Given the unpredictable risk posed by AIVs, the implementation of One Health-based prevention and control strategies is essential. The main challenges requiring attention are disease detection and diagnosis. Although the gold standard for the diagnosis of AIV is RT-PCR testing, current resource and capacity limitations in many countries, such as issues with storing and transporting samples, restrict the amount of testing. Thus, enhanced deployment of rapid influenza diagnostic tests in both humans and animals, including neglected mammals that come in close contact with humans, is imperative.
To characterise zoonotic AIVs, viral sequencing at different outbreak stages should be encouraged to identify genetic changes that could facilitate adaptation to mammals or humans. Understanding the mechanisms that determine the host range and virulence of AIVs is essential to ensure optimal preparedness. Stricter biosecurity measures are required in all commercial farms where farm workers might be in direct contact with animals.
Furthermore, education, training, and support among farm workers might enable better self-protection and disease management. Vaccines for farmed mammals are urgently needed, particularly for species with high economic value, to reduce viral spread and economic losses and provide secondary protection to farm workers. Moreover, given the multiple detections of AIVs in produce such as uncooked meats and milk from farms susceptible to the virus, food safety measures should be strengthened. Considerable collaboration is required to address socioeconomic inequalities; overcome the limitations in access to diagnosis, treatments, and vaccines; and update strategies to combat AIVs.
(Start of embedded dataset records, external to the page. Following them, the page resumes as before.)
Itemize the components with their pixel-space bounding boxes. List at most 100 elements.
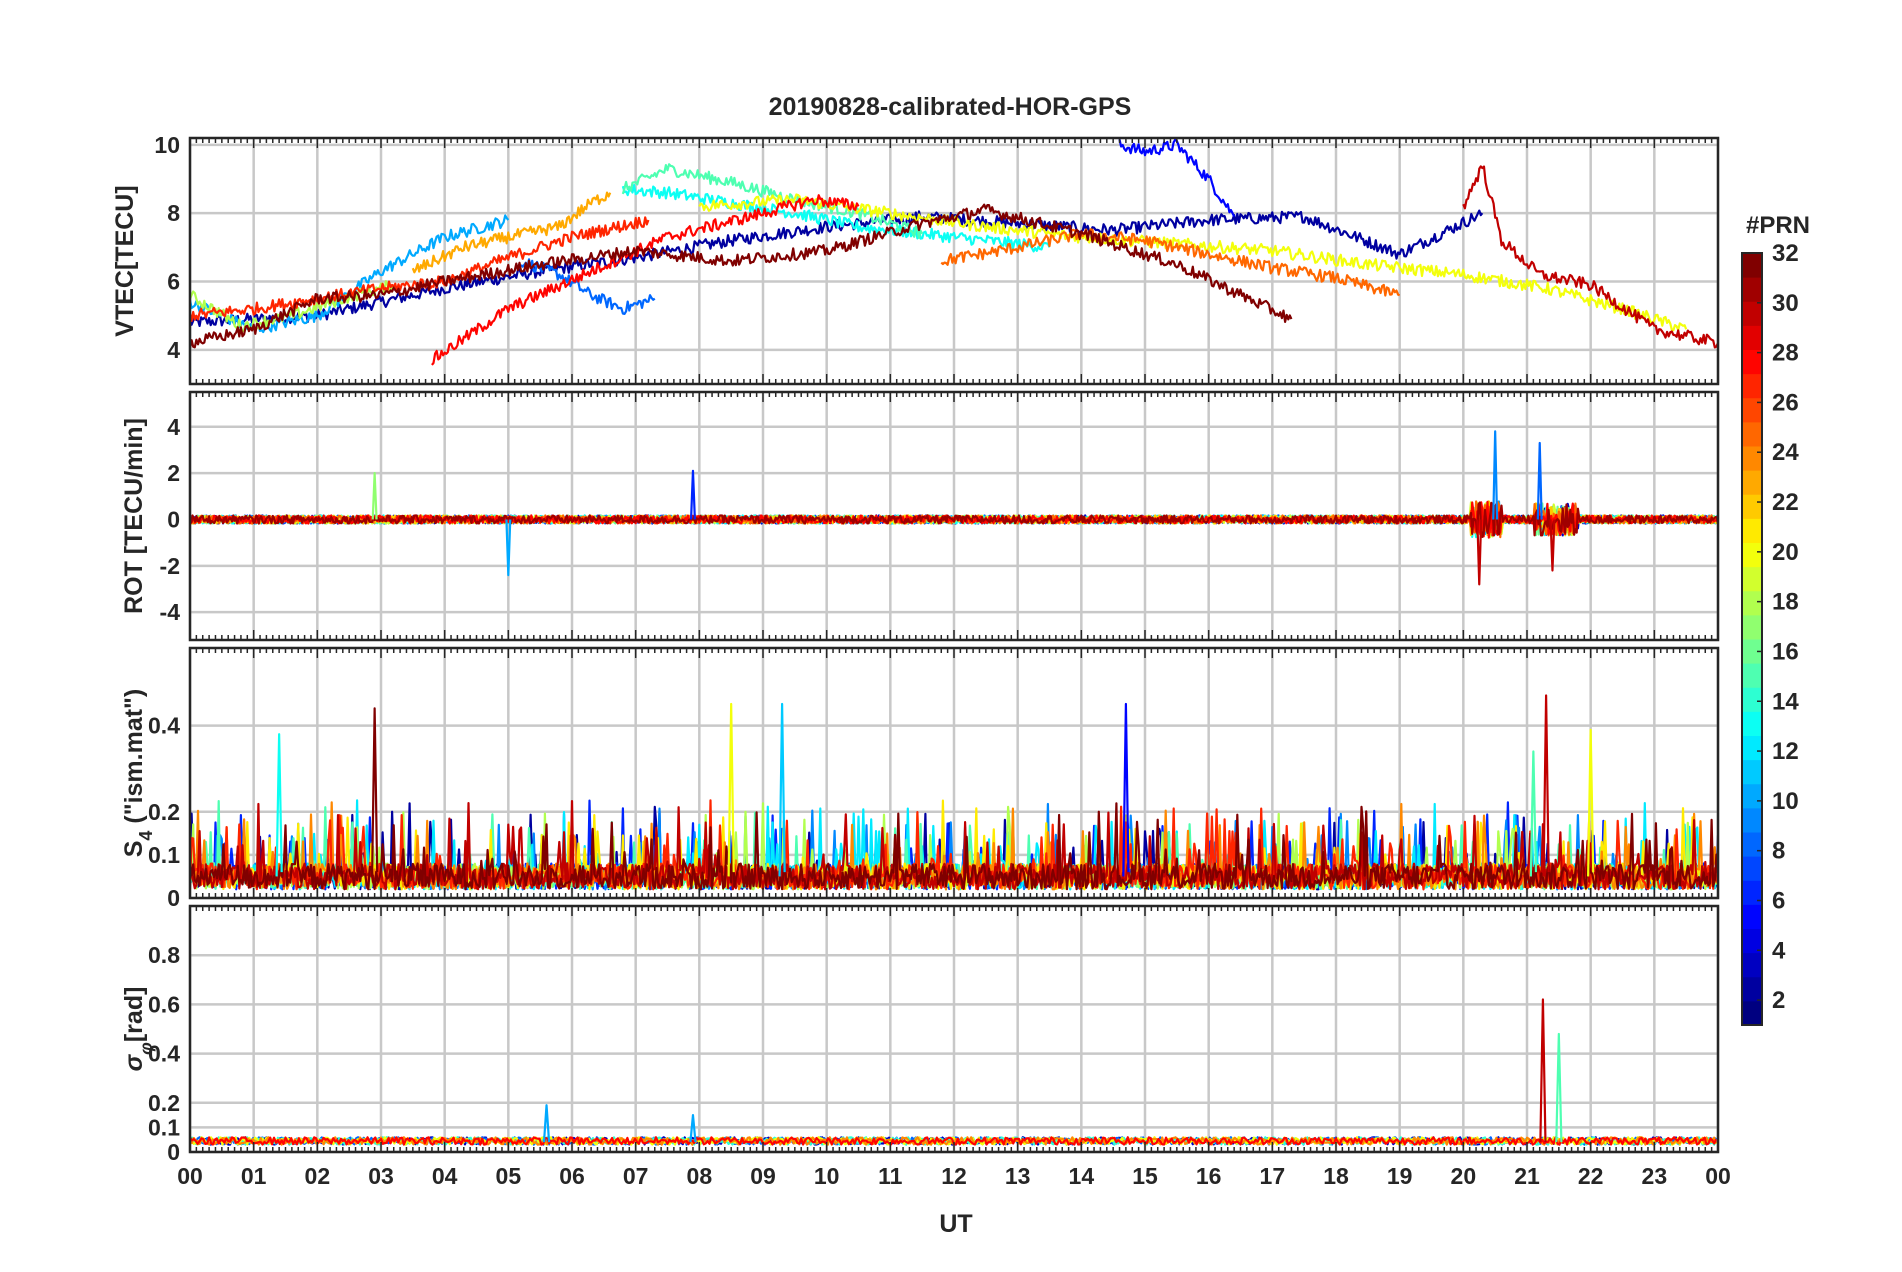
panel-s4-plot	[190, 694, 1718, 891]
colorbar-tick-label: 6	[1772, 887, 1785, 914]
colorbar-segment	[1742, 1000, 1762, 1026]
colorbar-segment	[1742, 976, 1762, 1002]
colorbar-segment	[1742, 832, 1762, 857]
panel-s4-ticks	[189, 648, 1719, 898]
y-tick-label: 2	[167, 460, 180, 486]
panel-vtec-ylabel: VTEC[TECU]	[111, 185, 139, 336]
colorbar-tick-label: 28	[1772, 340, 1799, 367]
colorbar-tick-label: 32	[1772, 240, 1799, 267]
colorbar-segment	[1742, 470, 1762, 495]
x-tick-label: 04	[432, 1163, 458, 1189]
colorbar-segment	[1742, 759, 1762, 785]
x-tick-label: 12	[941, 1163, 967, 1189]
x-tick-label: 01	[241, 1163, 267, 1189]
burst-prn-9	[1492, 430, 1499, 520]
x-tick-label: 22	[1578, 1163, 1604, 1189]
colorbar-segment	[1742, 301, 1762, 326]
x-tick-label: 05	[496, 1163, 522, 1189]
series-prn-8	[520, 258, 656, 315]
peak-prn-13	[275, 733, 283, 877]
colorbar-segment	[1742, 807, 1762, 833]
peak-prn-10	[689, 1113, 697, 1143]
colorbar-segment	[1742, 711, 1762, 736]
peak-prn-30	[1539, 998, 1547, 1143]
colorbar-tick-label: 24	[1772, 439, 1799, 466]
burst-prn-30	[1549, 519, 1556, 572]
peak-prn-11	[778, 702, 786, 877]
panel-sigma_phi: 00.10.2 0.4 0.6 0.8 σφ[rad]	[120, 904, 1720, 1165]
panel-vtec-ticks	[189, 138, 1719, 384]
panel-s4-ylabel: S4 ("ism.mat")	[120, 689, 156, 858]
panel-rot-plot	[190, 430, 1718, 586]
series-prn-31	[190, 501, 1718, 539]
x-tick-label: 02	[305, 1163, 331, 1189]
x-tick-label: 06	[559, 1163, 585, 1189]
y-tick-label: 6	[167, 269, 180, 295]
colorbar-tick-label: 14	[1772, 688, 1799, 715]
y-tick-label: 0	[167, 506, 180, 532]
peak-prn-10	[542, 1104, 551, 1143]
series-prn-28	[190, 1136, 1718, 1146]
colorbar-segment	[1742, 518, 1762, 543]
shared-x-axis: 00 01 02 03 04 05 06 07 08 09 10 11 12 13 14 15 16 17 18 19…	[177, 1163, 1731, 1189]
peak-prn-32	[370, 707, 379, 877]
colorbar-frame	[1741, 252, 1763, 1026]
burst-prn-17	[371, 472, 378, 520]
x-tick-label: 23	[1642, 1163, 1668, 1189]
colorbar-tick-label: 2	[1772, 987, 1785, 1014]
colorbar-segment	[1742, 952, 1762, 978]
colorbar-segment	[1742, 325, 1762, 350]
colorbar-tick-label: 22	[1772, 489, 1799, 516]
x-tick-label: 00	[177, 1163, 203, 1189]
series-prn-5	[1118, 138, 1236, 218]
peak-prn-15	[1555, 1032, 1563, 1143]
x-axis-label: UT	[939, 1210, 972, 1238]
y-tick-label: 0.4	[148, 1041, 180, 1067]
panel-s4: 0 0.1 0.2 0.4S4 ("ism.mat")	[120, 646, 1720, 911]
colorbar-tick-label: 12	[1772, 738, 1799, 765]
y-tick-label: 10	[154, 132, 180, 158]
peak-prn-5	[1122, 702, 1130, 877]
y-tick-label: 0.1	[148, 1114, 180, 1140]
colorbar-segment	[1742, 735, 1762, 761]
peak-prn-20	[1587, 728, 1595, 877]
y-tick-label: -4	[160, 599, 181, 625]
colorbar-tick-label: 4	[1772, 937, 1786, 964]
y-tick-label: -2	[160, 553, 180, 579]
y-tick-label: 0.8	[148, 942, 180, 968]
x-tick-label: 03	[368, 1163, 394, 1189]
colorbar-tick-label: 16	[1772, 638, 1799, 665]
colorbar-title: #PRN	[1746, 212, 1810, 239]
peak-prn-20	[727, 702, 735, 877]
x-tick-label: 21	[1514, 1163, 1540, 1189]
colorbar-tick-label: 18	[1772, 589, 1799, 616]
colorbar-segment	[1742, 590, 1762, 616]
colorbar-segment	[1742, 277, 1762, 302]
x-tick-label: 09	[750, 1163, 776, 1189]
series-prn-30	[1462, 165, 1718, 349]
colorbar-segment	[1742, 663, 1762, 688]
x-tick-label: 13	[1005, 1163, 1031, 1189]
colorbar-segment	[1742, 397, 1762, 423]
colorbar-segment	[1742, 783, 1762, 809]
colorbar-tick-label: 20	[1772, 539, 1799, 566]
panel-sigma_phi-grid	[188, 906, 1720, 1154]
panel-sigma_phi-plot	[190, 998, 1718, 1146]
y-tick-label: 0.1	[148, 842, 180, 868]
colorbar-segment	[1742, 687, 1762, 712]
x-tick-label: 08	[687, 1163, 713, 1189]
panel-vtec: 4 6 8 10 VTEC[TECU]	[111, 132, 1720, 386]
series-prn-32	[190, 203, 1293, 349]
colorbar-segment	[1742, 494, 1762, 519]
colorbar-segment	[1742, 542, 1762, 568]
y-tick-label: 4	[167, 337, 180, 363]
burst-prn-10	[505, 519, 512, 577]
series-prn-25	[940, 228, 1401, 297]
colorbar-segment	[1742, 904, 1762, 929]
y-tick-label: 0.4	[148, 713, 180, 739]
x-tick-label: 16	[1196, 1163, 1222, 1189]
colorbar-tick-label: 30	[1772, 290, 1799, 317]
x-tick-label: 18	[1323, 1163, 1349, 1189]
peak-prn-15	[1529, 750, 1538, 877]
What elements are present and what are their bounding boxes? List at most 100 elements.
The trajectory of avian flu over the past 2 decades has been far from linear, with intermittent pauses and setbacks, but it is hard to argue that we aren't facing a bigger threat today than ever before. Yet somehow our global response today seems more fragmented than it was back in 2006, when the threats were arguably fewer.
We may get away with it, of course. The next pandemic might not come for years, and it might be milder than feared; more like 2009 than 2020.
But the downsides of going unprepared into a severe pandemic can be enormous. Meaning we might not want to put too much faith in getting lucky.